Robert W. Lore tells the reasons why he decided to defy convention and give up his last name when he got married.
When my wife and I got married last summer I decided to take her last name. In some sense it was simply a matter of personal choice in determining a family identity—in most marriages one name is taken to signify their new family and perhaps some could argue that this is all we did in becoming the Lores. Yet, for me, a man, to take my wife’s last name was different and it seems a story worth sharing. The decision and the response from those around us taught my partner and I a lesson in the pervasive power of social convention and of gender-roles, but more importantly it offered me the chance to learn about myself, my values, and the principles I choose to live by.
Grace, my wife, was simply not taking my name—she would not ignore the historical roots, the exchange of women as property and a practice where women became simply their husbands’ wives. But I didn’t want her as property; I didn’t think she was subordinate or the lesser! My wife’s strong and unmoving opinion should not and did not come as a surprise to me, but I did want a family and I did want a shared name for that family. Having rejected hyphenating our names (I wanted a family not a law-firm), I found myself in the position that many women and as far as I can tell virtually no men face—if I wanted a shared family name I would have to change mine.
My wife continued to field the question from friends, relatives, and strangers ‘are you changing your name?’ and while no one asked me the same, I began to consider the option seriously. It quickly became clear that there was no reason not to take her name except that it is something guys just don’t do. In a time where everyone I know believes in gender equality, the convention for choosing a last name seems to maintain an unquestioned double standard.
Before this experience I would say that it was a woman’s free choice to take her husband’s name, but having faced this decision myself, I came to better understand the social, logistical and familial consideration that one faces. “The emasculation will threaten your relationship” said a family member. “It’s simply not done” said one friend; to some extent it’s true, as far as I can tell there isn’t even an English word for my former name– “So you’ll have a maiden name? So…you’re a maiden?”, the same friend said pointedly. Countless others simply asked a very puzzled “Why?”.
Navigating these pressures proved challenging. It is difficult, I was quickly learning, to do something other than what everyone else does. But the puzzled looks and opinions against taking Grace’s name seemed to have the opposite effect in the end; their arguments were based on beliefs that simply did not reflect my values. It was assumed that I had some power or privilege to lose in changing my name that my wife did not and that my masculinity rested in a continuing tradition of superiority over women in general and my wife in particular. But it does not. My masculinity, my own power and strength comes much more from standing up for what I believe in and demonstrating the strength of conviction. Perhaps best of all, I was reminded of a younger version of myself who was interested in challenging the way things were done and living my way in a life that pushed boundaries, made others think, and was inspired by ideals. In the end, I remembered that this is how I want to live my life. So I did it. I took my wife’s last name.

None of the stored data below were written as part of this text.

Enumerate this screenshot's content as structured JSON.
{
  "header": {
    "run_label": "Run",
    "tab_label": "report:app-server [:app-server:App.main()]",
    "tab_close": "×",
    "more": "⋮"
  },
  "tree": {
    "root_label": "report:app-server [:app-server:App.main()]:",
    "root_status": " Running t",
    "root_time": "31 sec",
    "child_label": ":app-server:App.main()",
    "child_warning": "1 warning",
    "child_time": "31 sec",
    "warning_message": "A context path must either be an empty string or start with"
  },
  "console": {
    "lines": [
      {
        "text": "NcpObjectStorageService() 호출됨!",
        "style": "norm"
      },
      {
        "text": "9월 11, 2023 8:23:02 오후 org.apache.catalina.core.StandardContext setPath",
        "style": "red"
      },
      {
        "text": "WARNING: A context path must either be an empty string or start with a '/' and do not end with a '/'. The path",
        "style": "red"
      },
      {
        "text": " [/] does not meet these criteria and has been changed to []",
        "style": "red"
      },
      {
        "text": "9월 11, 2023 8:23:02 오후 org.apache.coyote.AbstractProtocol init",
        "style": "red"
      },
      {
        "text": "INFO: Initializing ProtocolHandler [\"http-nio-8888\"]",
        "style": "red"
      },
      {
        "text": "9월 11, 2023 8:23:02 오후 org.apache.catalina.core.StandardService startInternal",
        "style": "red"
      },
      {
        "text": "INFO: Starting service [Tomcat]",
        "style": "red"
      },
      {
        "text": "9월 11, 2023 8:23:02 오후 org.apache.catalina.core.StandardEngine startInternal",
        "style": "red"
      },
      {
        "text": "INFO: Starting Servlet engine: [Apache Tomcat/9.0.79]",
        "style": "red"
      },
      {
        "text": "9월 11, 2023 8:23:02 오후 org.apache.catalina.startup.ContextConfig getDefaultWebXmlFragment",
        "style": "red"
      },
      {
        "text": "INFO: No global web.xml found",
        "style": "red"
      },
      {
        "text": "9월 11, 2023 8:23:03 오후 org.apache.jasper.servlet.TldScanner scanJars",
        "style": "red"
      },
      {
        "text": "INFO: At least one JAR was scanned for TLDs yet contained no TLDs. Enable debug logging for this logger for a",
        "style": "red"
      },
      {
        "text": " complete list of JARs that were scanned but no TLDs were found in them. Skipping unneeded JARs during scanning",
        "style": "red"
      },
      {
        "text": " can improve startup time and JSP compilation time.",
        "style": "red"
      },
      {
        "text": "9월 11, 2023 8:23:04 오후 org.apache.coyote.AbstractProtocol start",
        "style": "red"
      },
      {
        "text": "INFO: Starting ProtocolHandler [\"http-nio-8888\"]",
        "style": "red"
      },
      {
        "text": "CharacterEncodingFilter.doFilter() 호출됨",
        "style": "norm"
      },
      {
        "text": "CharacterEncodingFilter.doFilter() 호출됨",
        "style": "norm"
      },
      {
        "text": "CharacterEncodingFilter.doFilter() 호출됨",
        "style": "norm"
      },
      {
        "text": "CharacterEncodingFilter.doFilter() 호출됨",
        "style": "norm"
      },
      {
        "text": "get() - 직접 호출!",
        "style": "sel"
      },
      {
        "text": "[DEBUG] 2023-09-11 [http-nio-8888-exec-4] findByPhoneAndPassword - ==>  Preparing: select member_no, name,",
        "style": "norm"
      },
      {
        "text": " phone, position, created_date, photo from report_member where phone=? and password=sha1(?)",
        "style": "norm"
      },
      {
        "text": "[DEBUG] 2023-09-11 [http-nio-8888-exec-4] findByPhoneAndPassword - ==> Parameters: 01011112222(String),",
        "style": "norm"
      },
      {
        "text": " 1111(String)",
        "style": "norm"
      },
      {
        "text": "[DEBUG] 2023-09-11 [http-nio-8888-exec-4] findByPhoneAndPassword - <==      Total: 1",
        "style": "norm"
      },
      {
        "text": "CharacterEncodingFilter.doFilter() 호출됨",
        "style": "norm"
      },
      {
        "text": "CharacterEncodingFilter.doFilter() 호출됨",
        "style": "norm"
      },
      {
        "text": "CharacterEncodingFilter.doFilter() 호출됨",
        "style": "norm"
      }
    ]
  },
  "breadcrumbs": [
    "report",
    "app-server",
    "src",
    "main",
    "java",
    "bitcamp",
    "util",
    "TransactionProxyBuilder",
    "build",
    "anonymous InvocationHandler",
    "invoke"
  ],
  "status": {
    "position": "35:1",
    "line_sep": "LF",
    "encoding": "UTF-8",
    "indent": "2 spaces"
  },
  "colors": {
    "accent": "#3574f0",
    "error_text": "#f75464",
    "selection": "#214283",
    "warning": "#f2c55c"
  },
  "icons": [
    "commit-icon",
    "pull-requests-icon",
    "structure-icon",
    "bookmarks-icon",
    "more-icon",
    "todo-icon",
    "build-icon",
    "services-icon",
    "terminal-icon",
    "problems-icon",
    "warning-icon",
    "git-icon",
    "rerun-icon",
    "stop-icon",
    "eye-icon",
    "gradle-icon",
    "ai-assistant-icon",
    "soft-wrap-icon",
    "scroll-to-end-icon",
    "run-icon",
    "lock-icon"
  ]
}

Since our wedding, the response to my choice and our family name has been almost entirely positive. I received many comments from colleagues and acquaintances, mostly women, about how ‘cool’ it was for me to take my wife’s name and how lucky she was. While this offered some feel-good validation and signalled an undercurrent of changing perspective on gendered traditions, the recognition defined me as an anomaly and a rule breaker. It still framed me as doing something ‘different’ rather than offering an alternative that others may consider. I know the decision to taking my wife’s name was a political statement of sorts and I am happy to take on the mantle of male feminist. Truth be told, however, the honour in wearing the Lore name, comes not from identifying myself as a social critic, but from upholding the duty I have to protect, provide for and love my family unconditionally.